Stolz können wir darauf sein, daß wir beispielsweise in der Stadt Norden und Hamburg-Bergedorf modernen Behindertenwohnungsbau erproben. Das ist in meinen Augen ein wesentliches Experiment und ein Zeichen dafür, daß wir auch Randgruppen der Bevölkerung unsere Aufmerksamkeit widmen — nicht nur durch die pauschale Überweisung von Mitteln, sondern in entscheidender Weise auch durch Versuche, durch Erprobungen. Das Thema Wohnumfeldverbesserung, bei dem wir uns jetzt noch im experimentellen Stadium befinden, werden wir in den nächsten Jahren sicherlich noch mehr diskutieren müssen.Für ganz wesentlich — das bezieht sich auch ein wenig auf Ihren Antrag, den Sie zu diesem Etat gestellt haben — halte ich Experimente mit Service-Häusern und flexiblen Wohngrundrissen. Niemand kann mir einreden, ,daß eine sinnvolle Familienpolitik nur in der Form von billigeren und größeren Wohnungen bestehen kann. Wir müssen prüfen, ob in der Zukunft neue Wohnbedürfnisse bzw. welche verschiedenen Arten von Wohnbedürfnissen bestehen. Ich kann Ihnen nur sagen: Billigere und größere Wohnungen helfen Frauen mit kleinen Kindern nur begrenzt. Die Einplanung von heute zum Glück etwas originelleren Kinderspielplätzen reicht noch nicht aus, um Freizeitwünsche in kleineren Bereichen von Stadtteilen abzudecken. Auch hier müssen wir unbedingt für mehr Gemeinschaftseinrichtungen Sorge tragen, die nicht so sehr den offiziellen staatlichen Charakter haben, sondern etwas mehr auf den persönlichen Bereich zugeschnitten sind.Anläßlich dieses Haushalts können wir feststellen, daß eine Vielzahl sinnvoller ressortzugehöriger Forschungen, auch im Städtebauministerium, betrieben wird. Diesem Thema haben sich ja Herr Hauser und ich besonders gewidmet. Zu bedauern ist allerdings — und darin liegt für mich ein Problem —, daß die Mitglieder des Bundestages oft nicht die Zeit haben, die vielen guten Ergebnisse im ressortzugehörigen Forschungsbereich rechtzeitig aufzuarbeiten und in eigene Initiativen umzuwandeln. Das trifft übrigens keineswegs nur für diesen Haushalt zu, sondern als neues Mitglied des Haushaltsausschusses habe ich diese Erfahrung bei allen Einzelhaushalten gemacht. Wir müssen uns Gedanken darüber machen, wie wir diese wertvolle und für heutige moderne Lebensformen wichtige Forschung im Parlament umsetzen können. Die Ministerien haben diejenigen Mitarbeiter, die das aufarbeiten, und daher sind hier speziell die Parlamentarier angesprochen.

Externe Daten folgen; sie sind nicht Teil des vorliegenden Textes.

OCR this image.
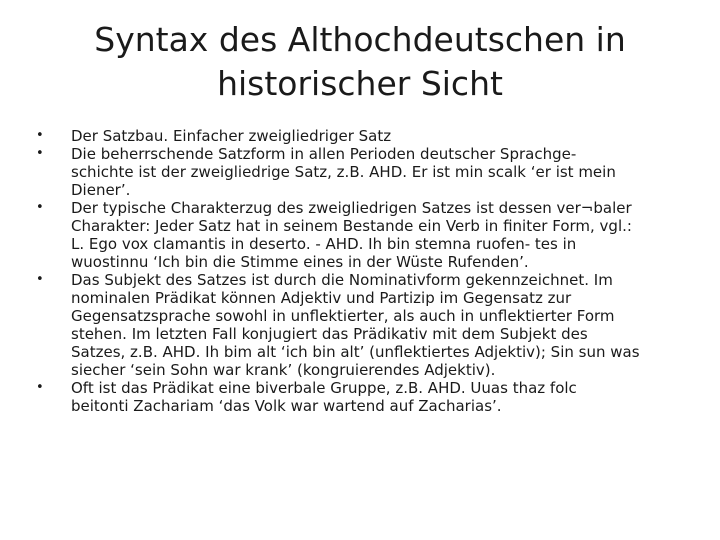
Syntax des Althochdeutschen in
historischer Sicht
•	Der Satzbau. Einfacher zweigliedriger Satz
•	Die beherrschende Satzform in allen Perioden deutscher Sprachge-
schichte ist der zweigliedrige Satz, z.B. AHD. Er ist min scalk ‘er ist mein
Diener’.
•	Der typische Charakterzug des zweigliedrigen Satzes ist dessen ver¬baler
Charakter: Jeder Satz hat in seinem Bestande ein Verb in finiter Form, vgl.:
L. Ego vox clamantis in deserto. - AHD. Ih bin stemna ruofen- tes in
wuostinnu ‘Ich bin die Stimme eines in der Wüste Rufenden’.
•	Das Subjekt des Satzes ist durch die Nominativform gekennzeichnet. Im
nominalen Prädikat können Adjektiv und Partizip im Gegensatz zur
Gegensatzsprache sowohl in unflektierter, als auch in unflektierter Form
stehen. Im letzten Fall konjugiert das Prädikativ mit dem Subjekt des
Satzes, z.B. AHD. Ih bim alt ‘ich bin alt’ (unflektiertes Adjektiv); Sin sun was
siecher ‘sein Sohn war krank’ (kongruierendes Adjektiv).
•	Oft ist das Prädikat eine biverbale Gruppe, z.B. AHD. Uuas thaz folc
beitonti Zachariam ‘das Volk war wartend auf Zacharias’.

Lassen Sie mich die abschließenden Sätze dem Stand der Planung über den Ausbau Bonns als Bundeshauptstadt und dem Kauf des ehemaligen Hotels Petersberg widmen. Wir haben uns damit abfinden müssen, daß Bonn noch einige Zeit Hauptstadt der Bundesrepublik bleiben wird. Niemand in diesem Plenum hat das gewollt, aber die Dinge sind eben so. Erstmals ist es aber unter sozialdemokratischen Kanzlern gelungen, mit der Stadt Bonn einen Vertrag über die großzügige finanzielle Unterstützung dieser Stadt zu schließen, die natürlich durch die plötzliche Tatsache, daß sie Regierungshauptstadt wurde, allein überfordert war. Von 1970 bis 1979 wird die Stadt für laufende Aufwendungen und Investitionen über 900 Millionen DM aus dem Städtebauministerium erhalten haben. Darin sind die Aufwendungen für Verkehrsprobleme noch überhaupt nicht enthalten. Nun stehen wir in Neuverhandlungen zwischen dem Bund und der Stadt Bonn, wobei ich dabei darauf hinweisen möchte, daß ich der Meinung bin, der Bund müsse auch weiterhin der Stadt helfen.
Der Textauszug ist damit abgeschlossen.